Red Curry Noodle Soup with Crispy Tofu

RECIPE BY ALEXANDRA PASKA OF @PLANTBASED.TRAVELER

Red Curry Noodle Soup with Crispy Tofu is full of veggies and rice noodles...because you can’t have a spicy soup without noodles in my opinion! It is super flavorful and just a little spicy from the curry paste, and topped with crispy pan seared tofu for extra protein. Delicious, easy to make, and ready in about 20 minutes!

INGREDIENTS

Makes 2 Servings

Soup:
  • 3 shallots, finely diced 
  • 3 garlic gloves, minced 
  • 1 small piece of ginger, grated or 1/2 tbsp ginger paste 
  • 1 tbsp avocado or coconut oil 
  • 3 tbsp vegan-friendly red Thai curry paste (or to taste) 
  • 1 cup canned coconut milk
  • 3 cups vegetable broth 
  • 1 small head o broccoli, cut into florets 
  • 2 carrots, sliced (I used one red and one yellow) 
  • 1 bell pepper, cut into pieces 
  • 1 tbsp coconut aminos or light soy sauce 
  • 1/2 tbsp coconut sugar 
  • 1/2 tbsp lemongrass paste (optional) 
  • 2 servings of rice noodles

 

Tofu:
  • 1/2 package (7 oz/200 g) extra firm tofu, lightly pressed (or use super firm tofu) 
  • 1 tbsp avocado or coconut oil 
  • Pinch of salt 

Plus:
  • Fresh lime juice and chopped cilantro 

 

STEPS
  • Cut tofu in half horizontally, wrap in a clean kitchen or paper towel, and press lightly for 10 minutes. 
  • Cook noodles according to package directions (deduct 1 minute of cooking time), rinse and set aside. 
  • Cut tofu into cubes, and season with a pinch of salt. 
  • Heat up 1 tbsp of oil, and sear tofu from all sides until crispy and browned, about 2 minutes each side, medium heat. (I use a cast iron skillet for that). 
  • Add the second tbsp of oil to a pan or wok and sauté shallots, garlic, and ginger until fragrant.
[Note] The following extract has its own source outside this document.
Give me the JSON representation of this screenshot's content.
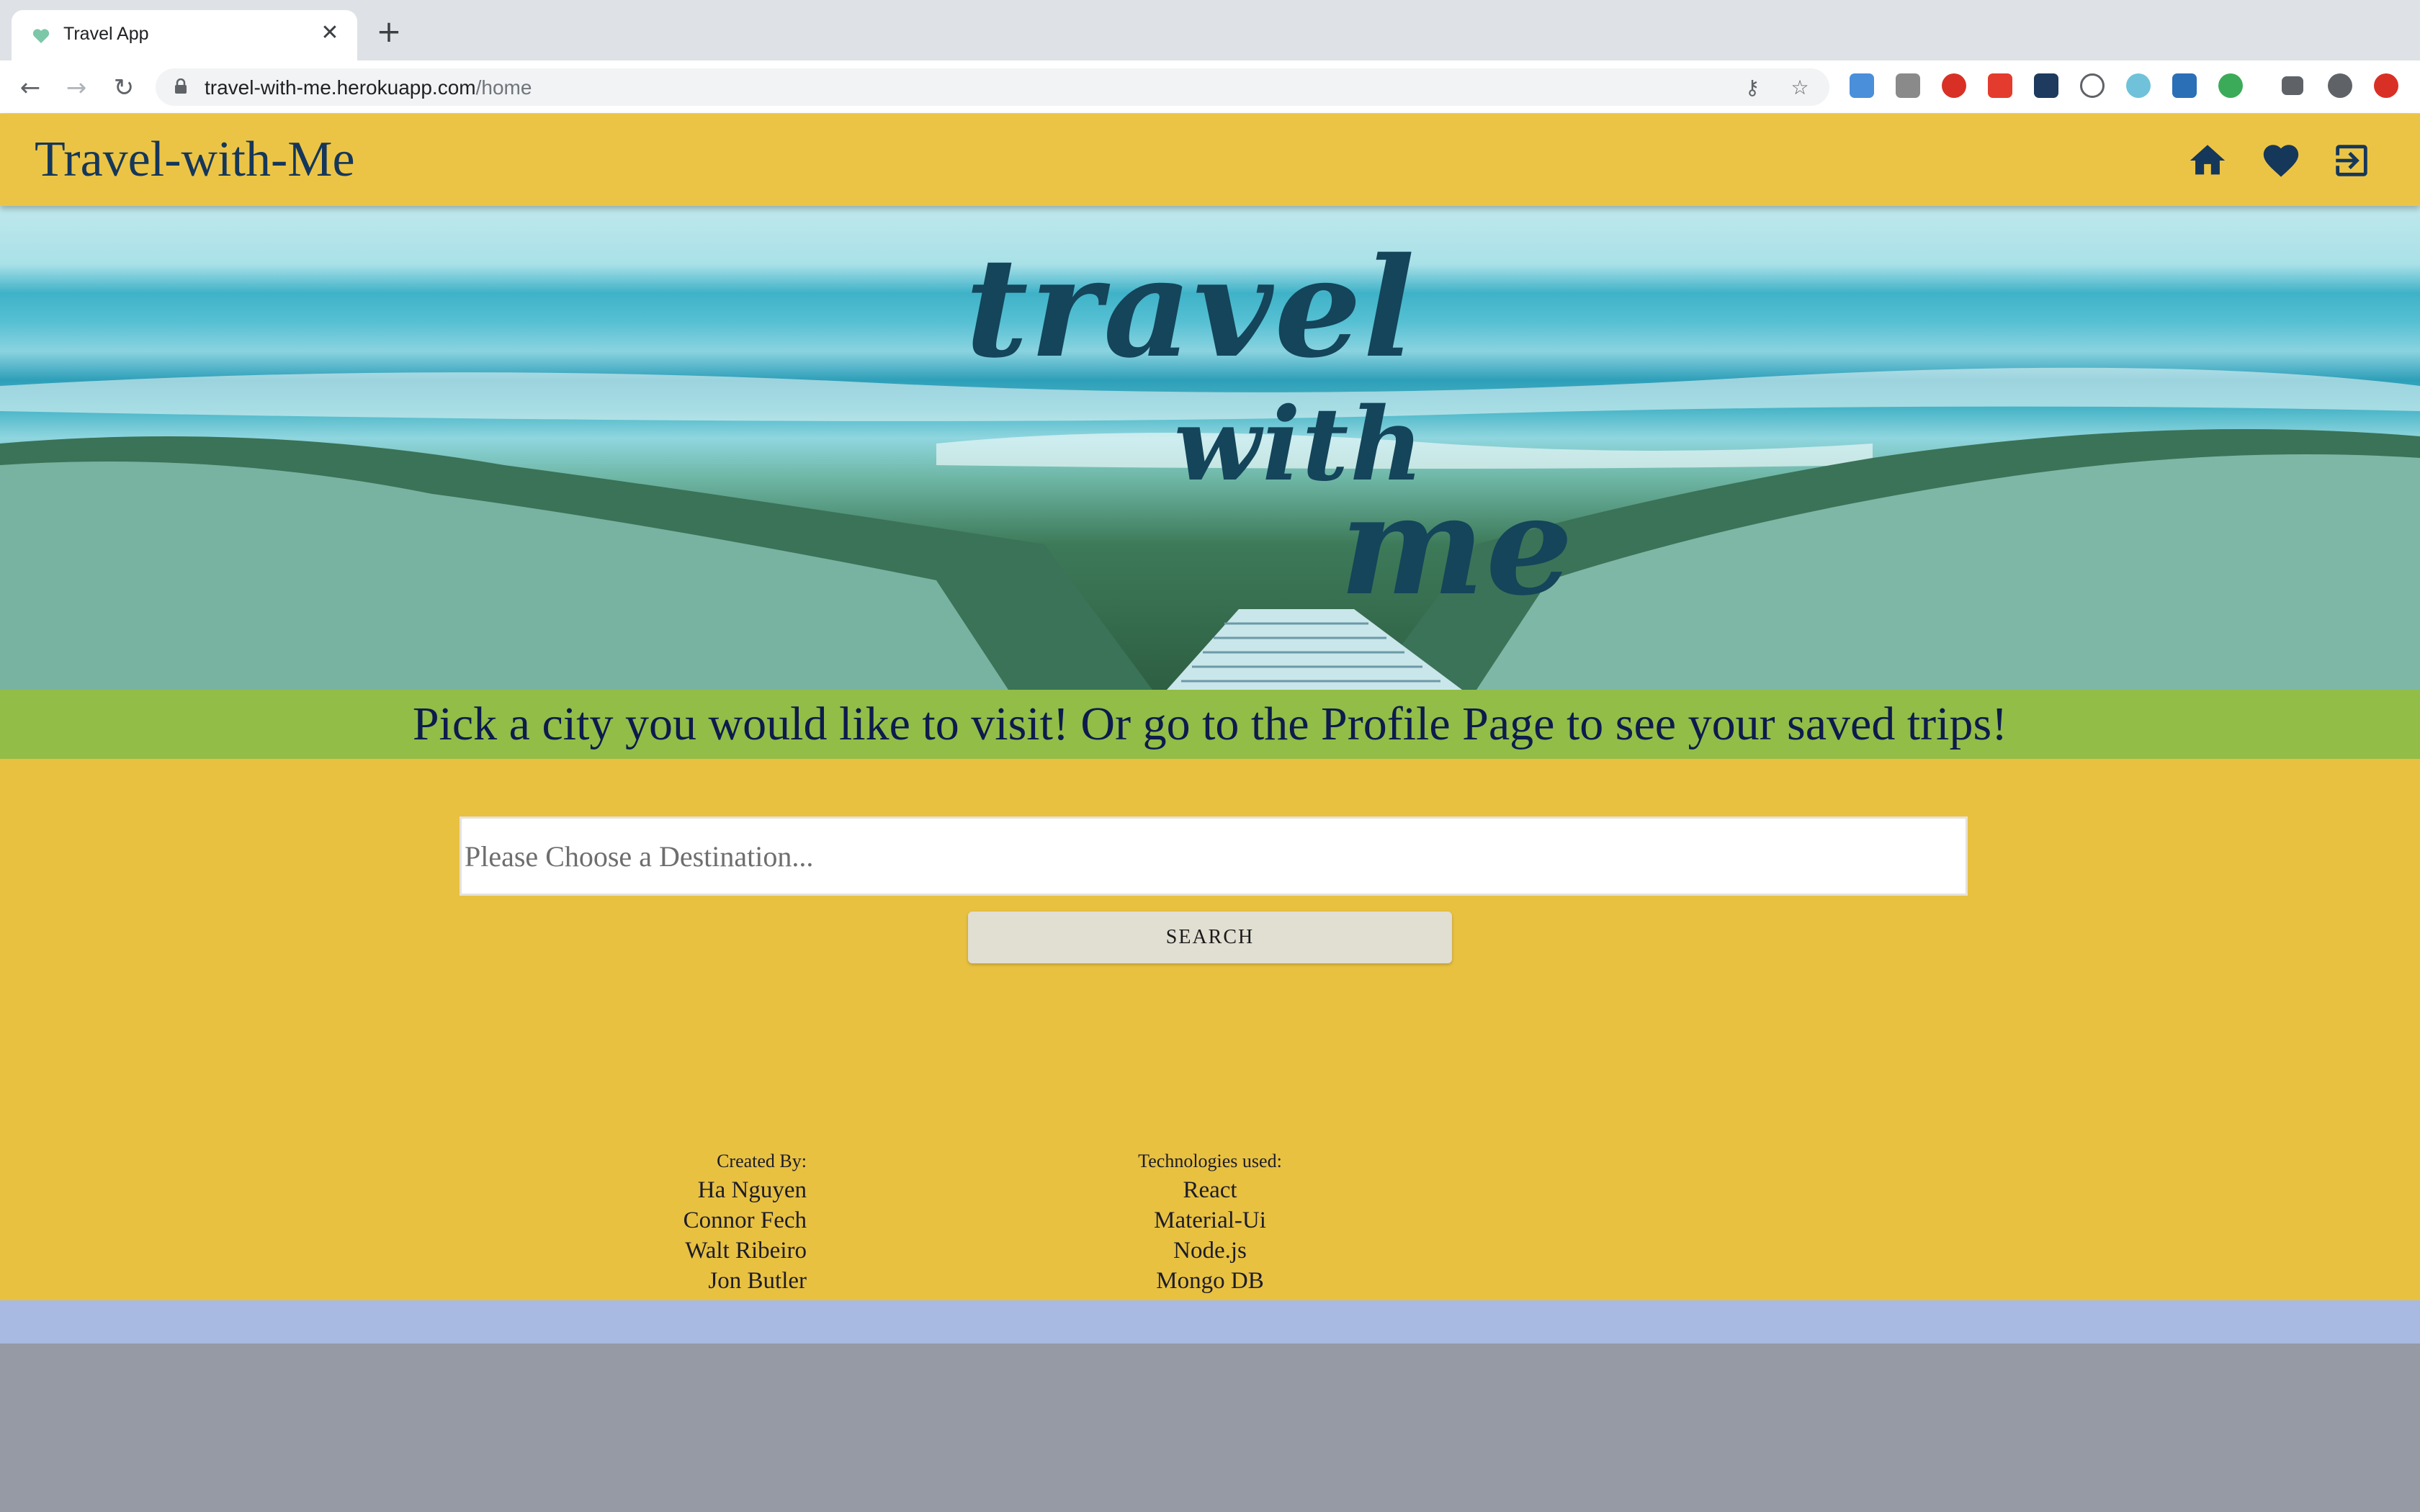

Then add curry paste, and stir for a minute. 
  • Add coconut sugar, coconut milk, coconut aminos, lemongrass, vegetable broth, chopped veggies, and bring to a boil. 
  • Let simmer for 5 minutes (or until vegetables have reached desired tenderness), then add cooked rice noodles, and simmer for another minute. 
  • Season to taste with a pinch of salt, and squeeze over some fresh lime juice. 
  • Top soup with the crispy tofu, chopped cilantro, and enjoy!

Alex is a certified personal trainer and health coach from Germany, currently based in New Jersey, USA. A love for food and travel inspired her to share easy and delicious vegan recipes to
encourage people from around the world to eat more plant-based food.